Stargate Atlantis - saison 4 / Bilan de saison

Un retour totalement objectif sur la saison qui vient de passer s’avère quasi impossible. Depuis ses débuts, Stargate Atlantis vit dans l’ombre de sa série mère, et, avec l’arrêt de cette dernière, et l’arrivée du Colonel Samantha Carter (Amanda Tapping), on aurait pu croire que l’indépendance était arrivée. Malheureusement, il faut bien dire que le sentiment de nostalgie sera plus présent, et un regard vers SG-1 est suffisant pour se rappeler la supériorité de la série.

Encore une fois, on commence la saison avec le sentiment d’être floué. On finira par le perdre, car on aura réalisé que c’était encore des mensonges. L’objectivité n’est pas le fort de l’équipe de Stargate Atlantis, et la promotion n’aide pas. Alors, on promet aux téléspectateurs du mouvement, des changements. On avait quitté l’équipe perdue dans l’espace, sans moyens de retour. Le départ du Dr. Weir (Torri Higginson), remplacé par Carter devait changer la dynamique. Les évènements devaient avoir une véritable incidence sur la série. On pourra toujours les attendre, et il faut bien dire que l’on finit toujours par atteindre ce point où l’on est fatigué d’être pris pour des idiots. Alors, la cité se reposera sur une planète d’eau, et notre équipe pourra repartir vivre ses aventures, inspirées de SG-1 ou autres, cela est sans importance.

L’un des grands défauts de la série est son incapacité à offrir à chacun la place qu’il lui revient. Si David Hewlett lui-même en est venu à faire des blagues sur le fait que McKay était l’éternel sauveur d’Atlantis, cela n’est pas véritablement anodin. Cette année, le docteur est un peu mis de côté, sans pour autant être bien. Rodney McKay étant l’un des caractères les plus forts de la série, elle s’affaiblit en le mettant à l’arrière-plan.
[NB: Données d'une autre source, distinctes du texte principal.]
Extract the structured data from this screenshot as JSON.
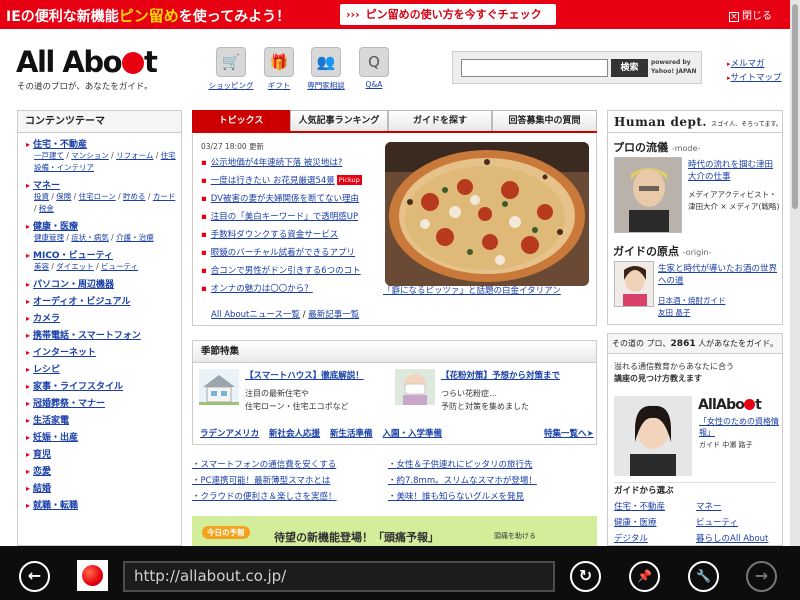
{
  "promo": {
    "text_pre": "IEの便利な新機能",
    "text_highlight": "ピン留め",
    "text_post": "を使ってみよう！",
    "button": "ピン留めの使い方を今すぐチェック",
    "button_arrows": "›››",
    "close": "閉じる"
  },
  "header": {
    "logo": "All Abo",
    "logo_tail": "t",
    "tagline": "その道のプロが、あなたをガイド。",
    "icons": [
      {
        "label": "ショッピング",
        "icon": "cart-icon"
      },
      {
        "label": "ギフト",
        "icon": "gift-icon"
      },
      {
        "label": "専門家相談",
        "icon": "people-icon"
      },
      {
        "label": "Q&A",
        "icon": "qa-icon"
      }
    ],
    "search": {
      "value": "",
      "button": "検索",
      "powered_1": "powered by",
      "powered_2": "Yahoo! JAPAN"
    },
    "links": [
      "メルマガ",
      "サイトマップ"
    ]
  },
  "sidebar": {
    "title": "コンテンツテーマ",
    "categories": [
      {
        "name": "住宅・不動産",
        "subs": [
          "一戸建て",
          "マンション",
          "リフォーム",
          "住宅設備・インテリア"
        ]
      },
      {
        "name": "マネー",
        "subs": [
          "投資",
          "保険",
          "住宅ローン",
          "貯める",
          "カード",
          "税金"
        ]
      },
      {
        "name": "健康・医療",
        "subs": [
          "健康管理",
          "症状・病気",
          "介護・治療"
        ]
      },
      {
        "name": "MICO・ビューティ",
        "subs": [
          "美容",
          "ダイエット",
          "ビューティ"
        ]
      },
      {
        "name": "パソコン・周辺機器",
        "subs": []
      },
      {
        "name": "オーディオ・ビジュアル",
        "subs": []
      },
      {
        "name": "カメラ",
        "subs": []
      },
      {
        "name": "携帯電話・スマートフォン",
        "subs": []
      },
      {
        "name": "インターネット",
        "subs": []
      },
      {
        "name": "レシピ",
        "subs": []
      },
      {
        "name": "家事・ライフスタイル",
        "subs": []
      },
      {
        "name": "冠婚葬祭・マナー",
        "subs": []
      },
      {
        "name": "生活家電",
        "subs": []
      },
      {
        "name": "妊娠・出産",
        "subs": []
      },
      {
        "name": "育児",
        "subs": []
      },
      {
        "name": "恋愛",
        "subs": []
      },
      {
        "name": "結婚",
        "subs": []
      },
      {
        "name": "就職・転職",
        "subs": []
      }
    ]
  },
  "tabs": [
    "トピックス",
    "人気記事ランキング",
    "ガイドを探す",
    "回答募集中の質問"
  ],
  "topics": {
    "date": "03/27 18:00 更新",
    "items": [
      {
        "text": "公示地価が4年連続下落 被災地は?",
        "pickup": ""
      },
      {
        "text": "一度は行きたい お花見厳選54景",
        "pickup": "Pickup"
      },
      {
        "text": "DV被害の妻が夫婦関係を断てない理由",
        "pickup": ""
      },
      {
        "text": "注目の「美白キーワード」で透明感UP",
        "pickup": ""
      },
      {
        "text": "手数料ダウンクする資金サービス",
        "pickup": ""
      },
      {
        "text": "眼鏡のバーチャル試着ができるアプリ",
        "pickup": ""
      },
      {
        "text": "合コンで男性がドン引きする6つのコト",
        "pickup": ""
      },
      {
        "text": "オンナの魅力は〇〇から？",
        "pickup": ""
      }
    ],
    "more_1": "All Aboutニュース一覧",
    "more_sep": " / ",
    "more_2": "最新記事一覧",
    "caption": "「癖になるピッツァ」と話題の白金イタリアン"
  },
  "season": {
    "title": "季節特集",
    "items": [
      {
        "title": "【スマートハウス】徹底解説！",
        "desc1": "注目の最新住宅や",
        "desc2": "住宅ローン・住宅エコポなど"
      },
      {
        "title": "【花粉対策】予想から対策まで",
        "desc1": "つらい花粉症…",
        "desc2": "予防と対策を集めました"
      }
    ],
    "links": [
      "ラデンアメリカ",
      "新社会人応援",
      "新生活準備",
      "入園・入学準備"
    ],
    "all": "特集一覧へ"
  },
  "bottom_links": [
    "スマートフォンの通信費を安くする",
    "女性＆子供連れにピッタリの旅行先",
    "PC連携可能！最新薄型スマホとは",
    "約7.8mm。スリムなスマホが登場！",
    "クラウドの便利さ＆楽しさを実感！",
    "美味！誰も知らないグルメを発見"
  ],
  "banner": {
    "tag": "今日の予報",
    "text": "待望の新機能登場！「頭痛予報」",
    "side": "頭痛を助ける"
  },
  "human": {
    "title": "Human dept.",
    "subtitle": "スゴイ人、そろってます。",
    "sec1": "プロの流儀",
    "sec1_sub": "-mode-",
    "article1": "時代の流れを掴む津田大介の仕事",
    "meta1a": "メディアアクティビスト・",
    "meta1b": "津田大介 × メディア(戦略)",
    "sec2": "ガイドの原点",
    "sec2_sub": "-origin-",
    "article2": "生家と時代が導いたお酒の世界への道",
    "meta2a": "日本酒・焼酎ガイド",
    "meta2b": "友田 晶子"
  },
  "guides": {
    "count_pre": "その道の プロ、",
    "count": "2861",
    "count_post": " 人があなたをガイド。",
    "text1": "溢れる通信教育からあなたに合う",
    "text2": "講座の見つけ方教えます",
    "logo": "AllAbo",
    "logo_tail": "t",
    "article": "「女性のための資格情報」",
    "name": "ガイド 中瀬 路子",
    "from": "ガイドから選ぶ",
    "links": [
      "住宅・不動産",
      "マネー",
      "健康・医療",
      "ビューティ",
      "デジタル",
      "暮らしのAll About"
    ]
  },
  "appbar": {
    "url": "http://allabout.co.jp/",
    "back": "←",
    "refresh": "↻",
    "pin": "📌",
    "tools": "🔧",
    "forward": "→"
  }
}
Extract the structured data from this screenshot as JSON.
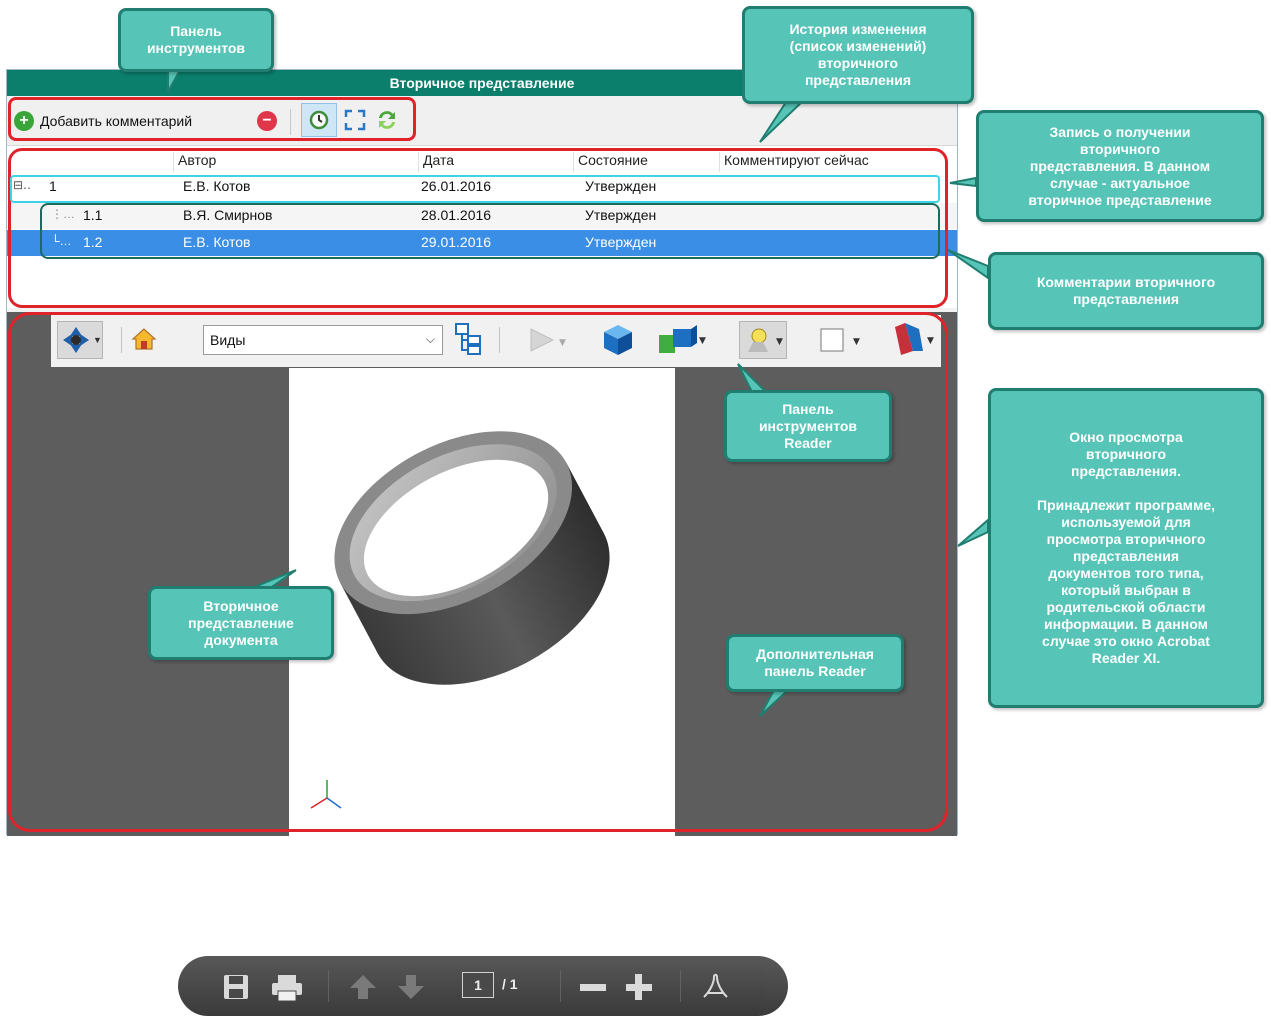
{
  "window": {
    "title": "Вторичное представление"
  },
  "toolbar": {
    "add_comment_label": "Добавить комментарий"
  },
  "grid": {
    "columns": [
      "Автор",
      "Дата",
      "Состояние",
      "Комментируют сейчас"
    ],
    "rows": [
      {
        "num": "1",
        "author": "Е.В. Котов",
        "date": "26.01.2016",
        "state": "Утвержден"
      },
      {
        "num": "1.1",
        "author": "В.Я. Смирнов",
        "date": "28.01.2016",
        "state": "Утвержден"
      },
      {
        "num": "1.2",
        "author": "Е.В. Котов",
        "date": "29.01.2016",
        "state": "Утвержден"
      }
    ]
  },
  "reader": {
    "views_select_value": "Виды",
    "page_current": "1",
    "page_total": "/ 1"
  },
  "callouts": {
    "toolbar_panel": "Панель\nинструментов",
    "history": "История изменения\n(список изменений)\nвторичного\nпредставления",
    "record": "Запись о получении\nвторичного\nпредставления. В данном\nслучае - актуальное\nвторичное представление",
    "comments": "Комментарии вторичного\nпредставления",
    "reader_toolbar": "Панель\nинструментов\nReader",
    "view_window": "Окно просмотра\nвторичного\nпредставления.\n\nПринадлежит программе,\nиспользуемой для\nпросмотра вторичного\nпредставления\nдокументов того типа,\nкоторый выбран в\nродительской области\nинформации. В данном\nслучае это окно Acrobat\nReader XI.",
    "doc_view": "Вторичное\nпредставление\nдокумента",
    "extra_panel": "Дополнительная\nпанель Reader"
  },
  "colors": {
    "title_bar": "#0b7e6c",
    "callout_fill": "#56c4b7",
    "callout_border": "#1f7e6f",
    "highlight_red": "#e0222a",
    "highlight_cyan": "#3fd3e8",
    "highlight_teal": "#1d6b5d",
    "selection": "#3a8ee6"
  },
  "icons": [
    "add-icon",
    "remove-icon",
    "history-icon",
    "fullscreen-icon",
    "refresh-icon",
    "navigate-icon",
    "home-icon",
    "model-tree-icon",
    "play-icon",
    "cube-icon",
    "parts-icon",
    "lighting-icon",
    "background-color-icon",
    "render-mode-icon",
    "save-icon",
    "print-icon",
    "prev-page-icon",
    "next-page-icon",
    "zoom-out-icon",
    "zoom-in-icon",
    "acrobat-icon",
    "axes-icon"
  ]
}
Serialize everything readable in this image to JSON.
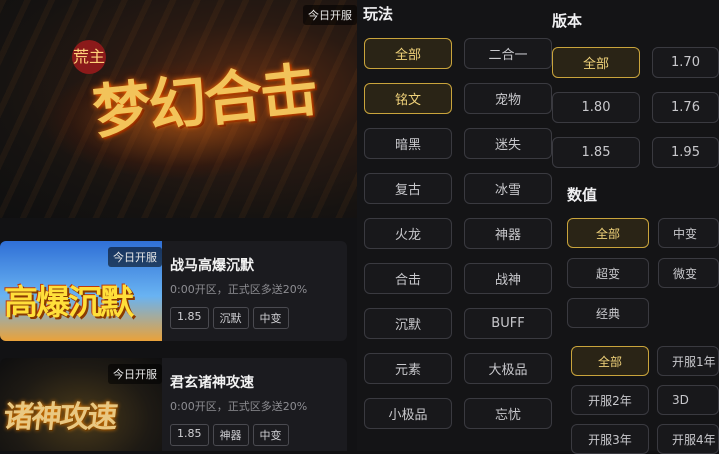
{
  "banner": {
    "today_tag": "今日开服",
    "art_main": "梦幻合击",
    "art_sub": "荒主"
  },
  "games": [
    {
      "today_tag": "今日开服",
      "thumb_art": "高爆沉默",
      "name": "战马高爆沉默",
      "desc": "0:00开区，正式区多送20%",
      "tags": [
        "1.85",
        "沉默",
        "中变"
      ]
    },
    {
      "today_tag": "今日开服",
      "thumb_art": "诸神攻速",
      "name": "君玄诸神攻速",
      "desc": "0:00开区，正式区多送20%",
      "tags": [
        "1.85",
        "神器",
        "中变"
      ]
    }
  ],
  "filters": {
    "gameplay": {
      "title": "玩法",
      "options": [
        "全部",
        "二合一",
        "铭文",
        "宠物",
        "暗黑",
        "迷失",
        "复古",
        "冰雪",
        "火龙",
        "神器",
        "合击",
        "战神",
        "沉默",
        "BUFF",
        "元素",
        "大极品",
        "小极品",
        "忘忧"
      ],
      "active": [
        "全部",
        "铭文"
      ]
    },
    "version": {
      "title": "版本",
      "options": [
        "全部",
        "1.70",
        "1.80",
        "1.76",
        "1.85",
        "1.95"
      ],
      "active": [
        "全部"
      ]
    },
    "value": {
      "title": "数值",
      "options": [
        "全部",
        "中变",
        "超变",
        "微变",
        "经典"
      ],
      "active": [
        "全部"
      ]
    },
    "open_time": {
      "options": [
        "全部",
        "开服1年",
        "开服2年",
        "3D",
        "开服3年",
        "开服4年"
      ],
      "active": [
        "全部"
      ]
    }
  },
  "colors": {
    "accent": "#c9a43c",
    "background": "#111113",
    "card": "#1b1b1f"
  }
}
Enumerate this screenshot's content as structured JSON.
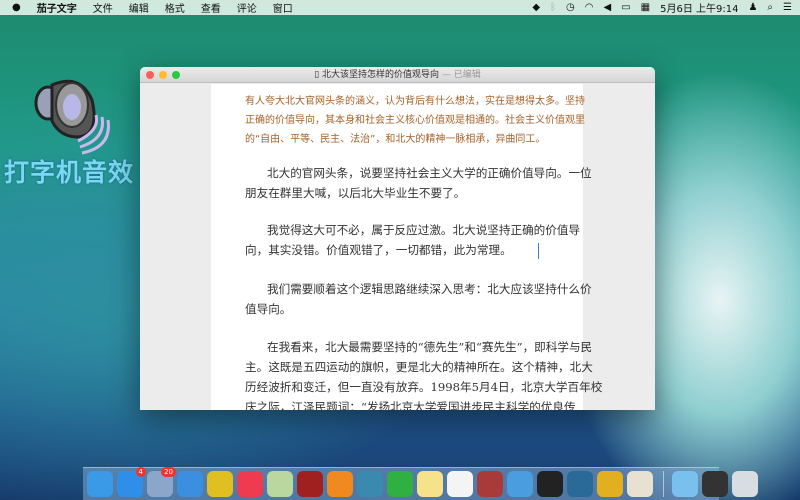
{
  "menubar": {
    "apple": "",
    "items": [
      "茄子文字",
      "文件",
      "编辑",
      "格式",
      "查看",
      "评论",
      "窗口"
    ],
    "clock": "5月6日 上午9:14"
  },
  "desktop_widget": {
    "label": "打字机音效"
  },
  "window": {
    "title": "北大该坚持怎样的价值观导向",
    "status": "— 已编辑"
  },
  "document": {
    "quote_lines": [
      "有人夸大北大官网头条的涵义，认为背后有什么想法，实在是想得太多。坚持",
      "正确的价值导向，其本身和社会主义核心价值观是相通的。社会主义价值观里",
      "的“自由、平等、民主、法治”，和北大的精神一脉相承，异曲同工。"
    ],
    "paragraphs": [
      [
        "北大的官网头条，说要坚持社会主义大学的正确价值导向。一位",
        "朋友在群里大喊，以后北大毕业生不要了。"
      ],
      [
        "我觉得这大可不必，属于反应过激。北大说坚持正确的价值导",
        "向，其实没错。价值观错了，一切都错，此为常理。"
      ],
      [
        "我们需要顺着这个逻辑思路继续深入思考：北大应该坚持什么价",
        "值导向。"
      ],
      [
        "在我看来，北大最需要坚持的“德先生”和“赛先生”，即科学与民",
        "主。这既是五四运动的旗帜，更是北大的精神所在。这个精神，北大",
        "历经波折和变迁，但一直没有放弃。1998年5月4日，北京大学百年校",
        "庆之际，江泽民题词：“发扬北京大学爱国进步民主科学的优良传"
      ]
    ]
  },
  "dock": [
    {
      "name": "finder",
      "color": "#3a9ae8"
    },
    {
      "name": "app-store",
      "color": "#2f8fe8",
      "badge": "4"
    },
    {
      "name": "preview",
      "color": "#8aa6c8",
      "badge": "20"
    },
    {
      "name": "safari",
      "color": "#3b8fe0"
    },
    {
      "name": "qq-music",
      "color": "#e0c020"
    },
    {
      "name": "itunes",
      "color": "#f03a50"
    },
    {
      "name": "maps",
      "color": "#b8d8a0"
    },
    {
      "name": "photo-booth",
      "color": "#a02020"
    },
    {
      "name": "ibooks",
      "color": "#f08a20"
    },
    {
      "name": "iphoto",
      "color": "#3a8ab0"
    },
    {
      "name": "evernote",
      "color": "#2fb040"
    },
    {
      "name": "notes",
      "color": "#f5e28a"
    },
    {
      "name": "reminders",
      "color": "#f4f4f4"
    },
    {
      "name": "dictionary",
      "color": "#a83a3a"
    },
    {
      "name": "xcode",
      "color": "#4a9ee0"
    },
    {
      "name": "terminal",
      "color": "#222222"
    },
    {
      "name": "sourcetree",
      "color": "#2a6a98"
    },
    {
      "name": "chrome",
      "color": "#e0b020"
    },
    {
      "name": "script-editor",
      "color": "#e8e0d0"
    },
    {
      "name": "downloads-folder",
      "color": "#7ac0ef",
      "sep": true
    },
    {
      "name": "stacks",
      "color": "#333333"
    },
    {
      "name": "trash",
      "color": "#d8dde2"
    }
  ]
}
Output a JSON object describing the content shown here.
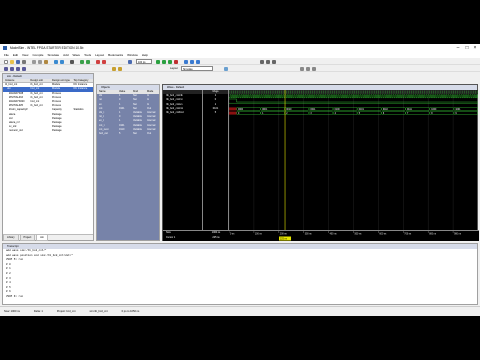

Comme l’année dernière, Ronon Dex (Jason Momoa) aura droit à son épisode, d’assez bonne qualité, pour après le laisser quasiment en mode pause pendant une bonne partie de la saison. Le choix scénaristique pris la saison dernière sur la place de Ronon, c’est-à-dire qu’il n’est là que pour tuer du méchant, était une assez bonne initiative, et permettait enfin au personnage de trouver sa place dans le décor. L’incapacité à l’utiliser plus régulièrement est par contre décevante. Un peu plus loin dans la saison, il aura droit à une confrontation inutile avec Teal’c. Un épisode qui ne doit évidemment sa popularité qu’à la présence de Christopher Judge, pas particulièrement inspiré pour l’occasion.

Le retrait des uns permet la mise en avant d’autres. Alors, tandis que le Colonel Carter se révèle n’apporter strictement rien à la série, ne se contentant que de faire ce que faisait Elizabeth Weir, c’est Teyla (Rachel Luttrell) qui se voit occuper plus le devant de la scène. Personnage plus souvent au second plan qu’au premier, la grossesse de l’actrice lui a offert une intrigue. Oui, car il faut le dire, les scénaristes ont considéré que l’arrêt de Stargate SG-1 allait leur offrir le temps de développer les personnages dans Atlantis. 3 saisons plus tard. Si on passe sur le fait que de telles paroles ne devraient jamais être prononcées, ses simples mots sont suffisants pour comprendre le problème. Cette année, il était donc question d’offrir à Teyla des lignes de dialogues. On lui invente un amoureux dont on ne sait rien, dont on n’a jamais entendu parler, et voilà Teyla prête à devenir maman, mais qui se doit d’abord de savoir où est passé son peuple, disparu, et avec le grand et mystérieux amour de sa vie. Difficile d’adhérer à une histoire qui n’a pas de passif.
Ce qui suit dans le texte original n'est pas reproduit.